Prokops letzte Chance

von Redaktion

KOMMENTAR

VON CHRISTOPHER MELTZER

Vor seinem zweiten großen Turnier muss sich Christian Prokop, 40, seit Juli 2017 Handball-Bundestrainer, mit zwei Vorwürfen auseinandersetzen. Den einen hat der frühere Nationalspieler Michael Kraus vorgetragen. Er beklagte öffentlich, dass Prokop den Torhüter Johannes Bitter nicht nominiert hat. Man kann das aber schnell als Kumpanei abtun, Kraus sprang halt seinem Stuttgarter Teamkollegen zur Seite. Den anderen Vorwurf jedoch haben sehr viel mehr Experten formuliert. Sie wunderten sich, warum Prokop vor der WM, die heute beginnt, den Rechtsaußen Tobias Reichmann aus dem Kader gestrichen hat. Macht er schon wieder denselben Fehler?

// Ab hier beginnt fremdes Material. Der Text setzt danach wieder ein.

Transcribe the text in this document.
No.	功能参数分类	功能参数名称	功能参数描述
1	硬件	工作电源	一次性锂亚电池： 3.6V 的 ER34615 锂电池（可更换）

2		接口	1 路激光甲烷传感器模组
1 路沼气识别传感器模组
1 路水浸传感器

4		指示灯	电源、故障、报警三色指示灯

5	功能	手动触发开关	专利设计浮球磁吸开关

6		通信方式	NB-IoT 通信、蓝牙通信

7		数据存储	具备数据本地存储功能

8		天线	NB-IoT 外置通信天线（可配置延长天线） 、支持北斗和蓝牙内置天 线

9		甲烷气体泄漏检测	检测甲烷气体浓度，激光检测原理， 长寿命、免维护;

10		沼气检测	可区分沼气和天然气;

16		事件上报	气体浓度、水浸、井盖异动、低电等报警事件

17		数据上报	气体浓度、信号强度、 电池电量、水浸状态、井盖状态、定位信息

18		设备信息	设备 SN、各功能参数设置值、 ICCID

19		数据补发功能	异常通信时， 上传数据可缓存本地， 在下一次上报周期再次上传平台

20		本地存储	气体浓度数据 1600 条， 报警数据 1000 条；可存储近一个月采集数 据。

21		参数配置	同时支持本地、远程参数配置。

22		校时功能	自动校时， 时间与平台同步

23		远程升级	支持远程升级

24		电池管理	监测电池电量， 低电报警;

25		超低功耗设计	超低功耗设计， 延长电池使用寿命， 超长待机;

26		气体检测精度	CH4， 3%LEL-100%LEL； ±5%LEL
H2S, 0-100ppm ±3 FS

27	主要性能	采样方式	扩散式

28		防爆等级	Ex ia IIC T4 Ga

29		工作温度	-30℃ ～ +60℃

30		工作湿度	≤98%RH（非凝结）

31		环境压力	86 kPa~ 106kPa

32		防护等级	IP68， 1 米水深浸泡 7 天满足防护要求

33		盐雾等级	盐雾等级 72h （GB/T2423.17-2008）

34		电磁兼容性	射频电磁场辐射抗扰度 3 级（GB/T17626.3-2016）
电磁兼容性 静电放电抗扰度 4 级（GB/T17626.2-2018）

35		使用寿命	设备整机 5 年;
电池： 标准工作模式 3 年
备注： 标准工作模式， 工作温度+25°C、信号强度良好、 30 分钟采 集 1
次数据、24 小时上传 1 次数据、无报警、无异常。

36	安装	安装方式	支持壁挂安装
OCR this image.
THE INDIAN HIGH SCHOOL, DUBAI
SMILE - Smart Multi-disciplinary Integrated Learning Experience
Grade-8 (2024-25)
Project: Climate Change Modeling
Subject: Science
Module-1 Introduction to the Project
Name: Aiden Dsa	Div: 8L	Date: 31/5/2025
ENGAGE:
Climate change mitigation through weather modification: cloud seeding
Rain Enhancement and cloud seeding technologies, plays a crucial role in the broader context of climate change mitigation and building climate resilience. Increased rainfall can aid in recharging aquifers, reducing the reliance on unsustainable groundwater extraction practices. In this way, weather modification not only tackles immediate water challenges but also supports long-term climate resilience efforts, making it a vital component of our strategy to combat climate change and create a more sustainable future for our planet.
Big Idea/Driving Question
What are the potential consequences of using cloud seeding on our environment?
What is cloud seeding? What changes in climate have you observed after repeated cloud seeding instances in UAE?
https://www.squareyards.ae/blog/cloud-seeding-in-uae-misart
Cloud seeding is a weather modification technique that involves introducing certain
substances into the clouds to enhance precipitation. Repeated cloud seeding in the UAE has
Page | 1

Als die deutschen Handballer vor einem Jahr in der EM-Hauptrunde scheiterten, hat sich Prokop, der Bundestrainer-Neuling, verzockt. Er zerschoss die Teamhierarchie, als er den beliebten Finn Lemke nicht mitnahm (dass er ihn hektisch nachnominierte, reparierte das nicht mehr). Jetzt hat er also Reichmann gestrichen, was in doppelter Hinsicht ein Risiko ist: Prokop entfernte wieder einen Pfeiler der Mannschaft (torgefährlich, sicherer Siebenmeterschütze) – und hat mit Patrick Groetzki nur noch einen Spezialisten für die rechte Außenseite übrig.

Vor seinem zweiten großen Turnier hat Prokop zugegeben, dass er vor einem Jahr Fehler gemacht hat, dass er unterschätzt hat, wie sich seine taktischen Entscheidungen auf die Stimmung auswirken können. Gut so, wenn auch die Reichmann-Entscheidung Zweifel aufwirft. Doch Prokop, der taktischer Feingeist, hat sich diese zweite Chance verdient. Man muss sie ihm geben – und sich gleichzeitig daran erinnern: Es ist seine letzte.